After you complete the preceding steps, the route configurations on Alibaba Cloud are completed. You must configure a route pointing to the VPC on the network device of the on-premises data center. You can configure a static route or BGP route to forward traffic from the on-premises data center to the VBR.

  1. Configure a static route or BGP dynamic route on the gateway device of the on-premises data center.
    • The following is an example of a static route and is for reference only. Configurations for devices of different manufacturers are different. 
      ip route 172.16.0.0 255.255.0.0 10.0.0.1
    • You can also configure a BGP route. For more information, see Configure BGP.

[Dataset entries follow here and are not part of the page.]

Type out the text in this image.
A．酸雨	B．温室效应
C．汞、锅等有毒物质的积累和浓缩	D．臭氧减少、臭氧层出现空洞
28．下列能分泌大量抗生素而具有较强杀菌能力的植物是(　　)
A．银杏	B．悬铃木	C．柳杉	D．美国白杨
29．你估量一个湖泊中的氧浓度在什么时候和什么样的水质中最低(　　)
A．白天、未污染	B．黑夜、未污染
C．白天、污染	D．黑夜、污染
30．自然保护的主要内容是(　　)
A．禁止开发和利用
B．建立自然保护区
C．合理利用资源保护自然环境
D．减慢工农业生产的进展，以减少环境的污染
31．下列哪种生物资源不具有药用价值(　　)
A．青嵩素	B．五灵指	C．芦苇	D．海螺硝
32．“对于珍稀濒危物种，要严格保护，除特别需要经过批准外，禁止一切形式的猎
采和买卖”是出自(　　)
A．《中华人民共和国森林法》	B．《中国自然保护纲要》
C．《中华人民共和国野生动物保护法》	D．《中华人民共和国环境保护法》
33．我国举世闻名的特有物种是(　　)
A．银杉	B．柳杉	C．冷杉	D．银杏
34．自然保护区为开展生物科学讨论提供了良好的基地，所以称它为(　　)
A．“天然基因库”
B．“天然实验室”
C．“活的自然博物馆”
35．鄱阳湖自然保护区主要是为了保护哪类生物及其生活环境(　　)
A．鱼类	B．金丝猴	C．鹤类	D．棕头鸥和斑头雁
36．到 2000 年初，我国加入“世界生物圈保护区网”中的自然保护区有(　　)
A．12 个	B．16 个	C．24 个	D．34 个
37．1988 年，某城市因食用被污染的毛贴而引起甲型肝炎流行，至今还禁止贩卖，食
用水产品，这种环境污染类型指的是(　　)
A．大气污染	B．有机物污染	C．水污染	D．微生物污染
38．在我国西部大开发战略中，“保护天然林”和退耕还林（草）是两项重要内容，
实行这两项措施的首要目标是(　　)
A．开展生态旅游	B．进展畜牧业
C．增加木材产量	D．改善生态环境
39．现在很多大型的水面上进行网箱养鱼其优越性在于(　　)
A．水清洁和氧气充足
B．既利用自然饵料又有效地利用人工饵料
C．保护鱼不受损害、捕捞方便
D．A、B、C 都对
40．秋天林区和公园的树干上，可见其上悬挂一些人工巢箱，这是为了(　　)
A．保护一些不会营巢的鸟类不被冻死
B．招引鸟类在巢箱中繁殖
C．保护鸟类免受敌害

      The CIDR block to be advertised is the CIDR block of the VPC that needs to communicate with the on-premises data center. The IP address of the next hop, namely, the VBR, is 10.0.0.1. In this example, the CIDR block of the VPC is 172.16.0.0/16.

  2. On the local gateway device, ping the IP address of the VBR to check the connectivity.
    Run the ping command ping 10.0.0.1. If the ping test succeeds, the physical connection between the local gateway and Alibaba Cloud is successful.
  3. Run the following command to add a default route that points to the local gateway on the local server: 
    route add default gw 172.17.1.1

Step 6: Test the connectivity from the local server

To test the connectivity between the local server and Alibaba Cloud, follow these steps:

  1. Open the command prompt on the server of the on-premises data center.
  2. Run the ping command to ping the IP address of the VBR 10.0.0.1. If the ping test succeeds, the physical connection from the local server to Alibaba Cloud is successful.
Note At this stage, if you run a ping test on the ECS instance to ping the IP address of the VBR, the ping test will fail.

Step 7: Test the connectivity from the ECS instance

Make sure that an ECS instance is created. IP addresses of ECS instances are dynamically allocated. Use the actual internal IP address of the ECS instance in this step. In this example, the IP address of the ECS instance is 172.16.1.1.

  1. Open the command prompt on the local server.
  2. Run the ping command ping 172.16.1.1.
  3. Open the command prompt on the ECS instance.
  4. Run the ping command ping 172.17.1.2. If the ping test succeeds, the physical connection between the local server and the ECS instance is successful.